Дворник Федор энергично кивнул, потом судорожно сглотнул, и на его лицо легла тень тяжелой думы. Надлежало взять себя в руки хотя бы на несколько минут, что было весьма непросто. Бывают состояния, милостивые государи, когда для взятия себя в руки требуется полнейшая концентрация всех физических, душевных и умственных сил. После невероятных усилий и мобилизации всей силы воли – следует признать, немалой – на дворника Федора снизошло озарение…

– Вспомнил, мил‑человек, вспомнил! – едва не заорал он, глядя на судебного следователя ясным взором. Такие выразительные глаза бывают только у молодых людей, по уши влюбленных, предложивших предмету своего обожания отдохнуть вместе на кровати (или диване), так, чисто по‑дружески , и получивших в ответ милостивое: «Пожалуй, если только самую малость и без всяких там глупостей ».

– Ну, так говори! – поторопил дворника Иван Федорович.

– Меня допрашивал сам начальник сыскного отделения его высокоблагородие господин Лебедев!

– И о чем же он тебя спрашивал? – продолжал наседать на Федора Воловцов.

– Он спрашивал меня о колуне!

Каком колуне? – потребовал уточнения Воловцов, достав памятную книжку и быстро что‑то записывая в нее.

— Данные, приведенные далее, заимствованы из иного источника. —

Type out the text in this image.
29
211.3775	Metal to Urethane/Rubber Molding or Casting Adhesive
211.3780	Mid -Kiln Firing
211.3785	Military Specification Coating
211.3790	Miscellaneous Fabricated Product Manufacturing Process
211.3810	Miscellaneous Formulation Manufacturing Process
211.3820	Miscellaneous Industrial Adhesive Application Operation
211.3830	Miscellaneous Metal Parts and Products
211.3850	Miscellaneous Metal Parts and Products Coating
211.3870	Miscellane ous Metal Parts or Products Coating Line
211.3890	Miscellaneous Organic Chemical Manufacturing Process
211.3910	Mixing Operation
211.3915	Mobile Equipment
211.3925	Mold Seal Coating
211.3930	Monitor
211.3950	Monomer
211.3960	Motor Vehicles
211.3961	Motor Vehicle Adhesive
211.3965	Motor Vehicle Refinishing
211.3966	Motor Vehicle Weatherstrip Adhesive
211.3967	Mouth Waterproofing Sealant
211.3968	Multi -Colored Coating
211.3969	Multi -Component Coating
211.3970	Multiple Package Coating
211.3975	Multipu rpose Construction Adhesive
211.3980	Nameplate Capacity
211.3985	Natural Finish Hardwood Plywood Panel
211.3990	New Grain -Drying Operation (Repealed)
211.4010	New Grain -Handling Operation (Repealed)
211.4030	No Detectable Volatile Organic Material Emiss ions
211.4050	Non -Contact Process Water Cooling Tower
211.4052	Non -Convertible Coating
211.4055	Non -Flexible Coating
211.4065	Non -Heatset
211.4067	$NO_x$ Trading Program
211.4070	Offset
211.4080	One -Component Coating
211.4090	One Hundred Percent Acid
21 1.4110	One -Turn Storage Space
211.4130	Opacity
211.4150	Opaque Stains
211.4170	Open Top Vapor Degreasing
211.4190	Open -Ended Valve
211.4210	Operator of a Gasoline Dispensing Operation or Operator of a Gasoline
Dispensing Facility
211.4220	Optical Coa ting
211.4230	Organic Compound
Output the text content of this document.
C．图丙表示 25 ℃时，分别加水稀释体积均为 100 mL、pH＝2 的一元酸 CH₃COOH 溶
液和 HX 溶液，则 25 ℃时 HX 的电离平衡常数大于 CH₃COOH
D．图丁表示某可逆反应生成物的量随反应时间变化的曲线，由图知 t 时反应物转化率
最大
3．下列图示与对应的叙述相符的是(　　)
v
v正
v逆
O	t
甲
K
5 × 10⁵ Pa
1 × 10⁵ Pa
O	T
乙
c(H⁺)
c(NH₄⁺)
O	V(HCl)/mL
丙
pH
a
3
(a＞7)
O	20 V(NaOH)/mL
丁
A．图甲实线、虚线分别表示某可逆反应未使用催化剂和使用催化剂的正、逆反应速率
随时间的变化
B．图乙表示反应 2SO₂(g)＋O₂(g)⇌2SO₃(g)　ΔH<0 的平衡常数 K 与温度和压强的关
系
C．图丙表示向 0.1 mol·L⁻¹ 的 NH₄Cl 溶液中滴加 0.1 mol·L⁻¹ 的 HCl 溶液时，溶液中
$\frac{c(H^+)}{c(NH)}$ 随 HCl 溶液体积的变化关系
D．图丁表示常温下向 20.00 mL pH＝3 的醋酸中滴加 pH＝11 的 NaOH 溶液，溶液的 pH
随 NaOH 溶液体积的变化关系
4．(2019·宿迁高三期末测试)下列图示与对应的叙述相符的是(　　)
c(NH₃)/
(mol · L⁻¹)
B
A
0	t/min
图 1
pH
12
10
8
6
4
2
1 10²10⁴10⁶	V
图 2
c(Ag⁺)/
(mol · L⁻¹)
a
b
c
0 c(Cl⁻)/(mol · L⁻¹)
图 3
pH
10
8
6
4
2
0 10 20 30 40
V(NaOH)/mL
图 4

– Что нашли на кухне в квартире господина Кара прислоненным к ножке стола, – быстро ответил дворник Федор и посмотрел на зажатый в руке судебного следователя рубль.

– И что ты ответил? – продолжал терзать бедного и больного дворника бессердечный и жестокий следователь Воловцов.

– Я ответил, что это мой колун, пропавший с месяц назад, – не сводил взгляда с рубля Федор.

– А как ты признал, что это твой колун?

– Да ты чё? – удивленно посмотрел на судебного следователя дворник Федор. – Нешто я своего колуна не признаю?

«Выходит, я прав, – подумал Воловцов, отдавая наконец дворнику рубль. – Александр Кара готовился к убийству загодя и заранее припрятал колун у себя в комнате. Может, под кроватью или еще где. И в назначенный час просто достал его, чтобы…»

Иван Федорович прислушался, но внутренний оппонент молчал. Это означало лишь одно: он и неведомый человек, живший внутри него, нашли взаимопонимание и вместе топают по верному пути, проложенному следствием.

 

Из протокола допроса служанки доктора Бородулина Натальи Шевлаковой 21 сентября 1903 года…

«ВОЛОВЦОВ: Расскажите, пожалуйста, о событиях пятнадцатого декабря прошлого года.

ШЕВЛАКОВА (несколько раздраженно): Опять?

ВОЛОВЦОВ (назидательно): Опять, милочка.

ШЕВЛАКОВА: Вы уже третий, кто меня допрашивает, а убивец так и не найден до сих пор.

ВОЛОВЦОВ: Вот потому я и снимаю с вас показания в третий раз, поскольку убийца не найден.

ШЕВЛАКОВА: А что его искать, он ни от кого не прячется…

ВОЛОВЦОВ: Кто не прячется?

ШЕВЛАКОВА: Убивец.

ВОЛОВЦОВ (заинтересованно): Это вы про кого сейчас говорите?

ШЕВЛАКОВА (удивленно): Про Ваньку Гаврилова, конечно же. Это он убил, не иначе.

ВОЛОВЦОВ: Почему вы так думаете?

ШЕВЛАКОВА (с неприязнью): Потому что рожа у него зверская. И взгляд шибко злющий.

ВОЛОВЦОВ (с умешкой): Я знал весьма симпатичного человека, с мягким взором и доброй улыбкой, который зарезал двух человек, а у одного вынул сердце и печень. По его словам, он намеревался их сварить и съесть. Когда он это говорил, взор его излучал доброту и кротость.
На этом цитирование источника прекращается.